Serviços públicos de apoio
Com a vigência da lei, o governo teve que investir na criação de serviços públicos de apoio à mulher e o problema passou a existir “oficialmente” na esfera pública. Foram fortalecidas as Delegacias de Atendimento à Mulher, criados novos juizados especializados de violência doméstica e familiar contra a mulher, além de amparar serviços de assistência, como a Casa da Mulher Brasileira e a Central de Atendimento à Mulher – Ligue 180.
A violência contra a mulher torna-se visível e deixa de ser interpretada como um problema individual da agredida e passa a ser reconhecida como problema social e do Estado, que deve prever assistência, prevenção e punição para esses casos.

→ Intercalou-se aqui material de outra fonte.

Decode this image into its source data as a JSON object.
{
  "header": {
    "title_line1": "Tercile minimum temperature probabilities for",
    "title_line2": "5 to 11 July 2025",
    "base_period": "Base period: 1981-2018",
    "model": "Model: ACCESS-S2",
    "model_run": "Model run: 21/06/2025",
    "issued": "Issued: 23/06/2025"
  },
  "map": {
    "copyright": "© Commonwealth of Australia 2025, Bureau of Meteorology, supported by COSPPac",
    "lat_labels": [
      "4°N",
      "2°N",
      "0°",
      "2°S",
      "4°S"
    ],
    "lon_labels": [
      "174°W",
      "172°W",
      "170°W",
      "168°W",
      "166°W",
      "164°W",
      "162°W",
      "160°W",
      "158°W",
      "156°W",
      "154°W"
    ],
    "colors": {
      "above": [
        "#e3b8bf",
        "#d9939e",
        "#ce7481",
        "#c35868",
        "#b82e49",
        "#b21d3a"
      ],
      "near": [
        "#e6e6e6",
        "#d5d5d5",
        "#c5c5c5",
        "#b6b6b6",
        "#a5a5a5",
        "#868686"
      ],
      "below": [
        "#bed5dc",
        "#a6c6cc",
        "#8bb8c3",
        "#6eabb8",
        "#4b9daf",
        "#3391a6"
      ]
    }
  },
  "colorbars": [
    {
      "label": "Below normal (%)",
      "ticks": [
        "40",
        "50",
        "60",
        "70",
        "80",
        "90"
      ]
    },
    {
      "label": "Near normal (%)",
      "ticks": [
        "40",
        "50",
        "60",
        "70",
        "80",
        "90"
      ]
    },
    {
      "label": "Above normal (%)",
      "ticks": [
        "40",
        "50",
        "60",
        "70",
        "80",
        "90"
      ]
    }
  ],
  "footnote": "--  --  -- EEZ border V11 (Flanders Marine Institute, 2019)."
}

Apesar de significar um marco na questão da violência doméstica, ainda falta muito para que a violência contra a mulher terminar. A Lei Maria da Penha precisa ser implementada nos Estados de forma eficiente. Além disso, é preciso mudar a cultura de violência e o machismo da sociedade brasileira. Uma questão que demanda educação, trabalho e tempo.
A Lei do Feminicídio
A Lei Maria da Penha também está salvando vidas. Em 2015, o Instituto de Pesquisa Econômica Aplicada (IPEA) divulgou um estudo que estimou o impacto da lei nas taxas de homicídios de mulheres. Segundo a pesquisa, a lei contribuiu para reduzir, em 10%, o número de feminicídios no Brasil. O termo “feminicídio” é usado para designar o assassinato de uma mulher pelo simples fato de esta ser mulher.
A Lei Maria da Penha também abriu caminho para que fosse criada a Lei do Feminicídio (Lei 13.104). Sancionada em 2015, a lei classifica o homicídio qualificado como crime hediondo, o que aumenta a pena para o autor. Segundo a Organização das Nações Unidas (ONU), o Brasil ocupa o 5º lugar no ranking global de homicídios de mulheres.